Negli ultimi decenni, in particolare negli ultimi 20 anni si è sempre più sentito parlare di anoressia, ma capire cosa vuol dire essere affetti da questo disturbo vuol dire affacciarsi sul dolore di chi rifiuta il cibo, arrivando a volte molto vicino alla morte.  L’anoressia è definita come un disturbo alimentare che ha come nucleo fondamentale un’eccessiva valutazione del proprio peso corporeo e di conseguenza la volontà da parte della persona di perdere peso.

Per effettuare una diagnosi anoressia bisogna rifarsi al DMS V, il manuale redatto dall’’organizzazione mondiale della sanità che nel 2013 ha rivisto i criteri diagnostici per l’anoressia .

I criteri aggiornati al DSM-5 sono:

  • Restrizione nell’assunzione di calorie in relazione alle necessità del soggetto che porta ad un grave sottopeso in relazione all’età, il sesso, la curva di sviluppo e la salute fisica.
  • Il peso corporeo significativamente basso è definito come peso inferiore alla norma oppure, per infanzia e adolescenza, un peso minore rispetto a quello atteso dalla curva di sviluppo.
  • Intensa paura di aumentare di peso o di diventare grassi, o comunque comportamenti finalizzati al mantenimento di un peso corporeo significativamente al di sotto della norma.
  • Problematiche relative al rapporto con il proprio peso corporeo o la propria forma corporea. In particolare peso e forma del proprio corpo influenzano in modo eccessivo i livelli di autostima oppure persistente mancanza di riconoscimento della gravità della propria condizione di sottopeso.

Vengono inoltre individuati 2 tipi di anoressia:

  1. Con restrizioni. Dove la perdita di peso viene ottenuta principalmente con il digiuno e con l’utilizzo di un esercizio fisico eccessivo o estremo.
  2. Con abbuffate o condotte di eliminazione. Dove la persona manifesta ricorrenti episodi di abbuffata o condotte di eliminazione, come vomito autoindotto o uso inappropriato di lassativi, diuretici o enteroclismi.

Un altro parametro molto importante nella diagnosi di anoressia è la stima della gravità; e questa stima è calcolabile grazie al valore di BMI.

I livelli di gravità sono:

  • Lieve
  • Moderato
  • Grave:
  • Estremo:

Tutto questo spesso sembra assurdo, e ci si chiede come mai in società sviluppate come quelle dei paesi industrializzati, dove gli individui hanno a disposizione cibo in eccedenza, troviamo persone che rifiutano di alimentarsi? E a volte muoiono per il deperimento fisico dovuto alla volontaria astensione dal cibo? Quasi tutti i genitori delle persone affette da anoressia mentale si chiedono questo.

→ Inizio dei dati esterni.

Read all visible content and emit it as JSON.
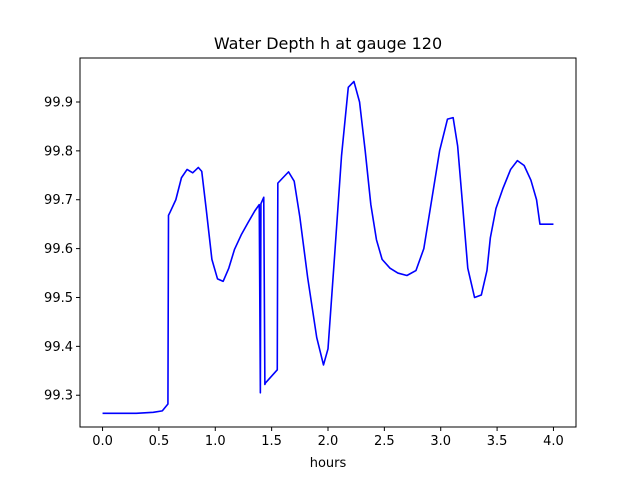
{
  "chart_data": {
    "type": "line",
    "title": "Water Depth h at gauge 120",
    "xlabel": "hours",
    "ylabel": "",
    "xlim": [
      -0.2,
      4.2
    ],
    "ylim": [
      99.235,
      99.99
    ],
    "xticks": [
      0.0,
      0.5,
      1.0,
      1.5,
      2.0,
      2.5,
      3.0,
      3.5,
      4.0
    ],
    "xtick_labels": [
      "0.0",
      "0.5",
      "1.0",
      "1.5",
      "2.0",
      "2.5",
      "3.0",
      "3.5",
      "4.0"
    ],
    "yticks": [
      99.3,
      99.4,
      99.5,
      99.6,
      99.7,
      99.8,
      99.9
    ],
    "ytick_labels": [
      "99.3",
      "99.4",
      "99.5",
      "99.6",
      "99.7",
      "99.8",
      "99.9"
    ],
    "grid": false,
    "series": [
      {
        "name": "h",
        "color": "#0000ff",
        "x": [
          0.0,
          0.3,
          0.45,
          0.53,
          0.58,
          0.585,
          0.6,
          0.65,
          0.7,
          0.75,
          0.8,
          0.85,
          0.88,
          0.92,
          0.97,
          1.02,
          1.07,
          1.12,
          1.17,
          1.23,
          1.29,
          1.35,
          1.39,
          1.4,
          1.405,
          1.43,
          1.44,
          1.445,
          1.55,
          1.555,
          1.6,
          1.65,
          1.7,
          1.75,
          1.82,
          1.9,
          1.96,
          2.0,
          2.06,
          2.12,
          2.18,
          2.23,
          2.28,
          2.33,
          2.38,
          2.43,
          2.48,
          2.55,
          2.62,
          2.7,
          2.78,
          2.85,
          2.92,
          2.99,
          3.06,
          3.11,
          3.15,
          3.19,
          3.24,
          3.3,
          3.36,
          3.41,
          3.44,
          3.49,
          3.55,
          3.62,
          3.68,
          3.74,
          3.8,
          3.85,
          3.88,
          3.92,
          3.96,
          4.0
        ],
        "y": [
          99.263,
          99.263,
          99.265,
          99.268,
          99.282,
          99.668,
          99.675,
          99.7,
          99.745,
          99.762,
          99.755,
          99.766,
          99.758,
          99.68,
          99.578,
          99.538,
          99.533,
          99.56,
          99.598,
          99.628,
          99.653,
          99.677,
          99.69,
          99.305,
          99.692,
          99.705,
          99.322,
          99.325,
          99.352,
          99.734,
          99.745,
          99.757,
          99.738,
          99.665,
          99.54,
          99.418,
          99.362,
          99.395,
          99.59,
          99.79,
          99.93,
          99.942,
          99.9,
          99.8,
          99.69,
          99.618,
          99.578,
          99.56,
          99.55,
          99.545,
          99.555,
          99.6,
          99.7,
          99.8,
          99.865,
          99.868,
          99.81,
          99.7,
          99.56,
          99.5,
          99.505,
          99.555,
          99.622,
          99.682,
          99.722,
          99.762,
          99.78,
          99.77,
          99.74,
          99.7,
          99.65,
          99.65,
          99.65,
          99.65
        ]
      }
    ]
  }
}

Ma la risposta a questa domanda è da ricercarsi non nell’accesso al cibo, ma bensì nella storia che le persone affette dall’anoressia hanno. Approfondire questo punto per uno psicologo è essenziale per capire in che modo aiutare chi soffre di anoressia, da dove cominciare.

A tal proposito è importante prendere in considerazione il fatto che chi è affetto dall’anoressia mentale valuta se stesso su canoni che riguardano principalmente il peso, la forma corporea e le capacità che ha rispetto a controllare questi due aspetti. Il tema che regna nella testa di una persona che soffre di anoressia è l’aspetto fisico e il controllo che lei ha su di esso. Questo punto è molto importante in particolar modo se lo mettiamo a confronto con persone che non sono affette da disturbi alimentari. Infatti generalmente le persone si giudicano su parametri che riguardano le proprie prestazioni in ambiti diversi della vita¸ ad esempio nelle relazioni, nelle prestazioni professionali o anche nelle abilità sportive. L’aspetto fisico non rappresenta l’unico o il principale parametro su cui auto valutarsi, mentre questo accade per chi soffre di anoressia mentale.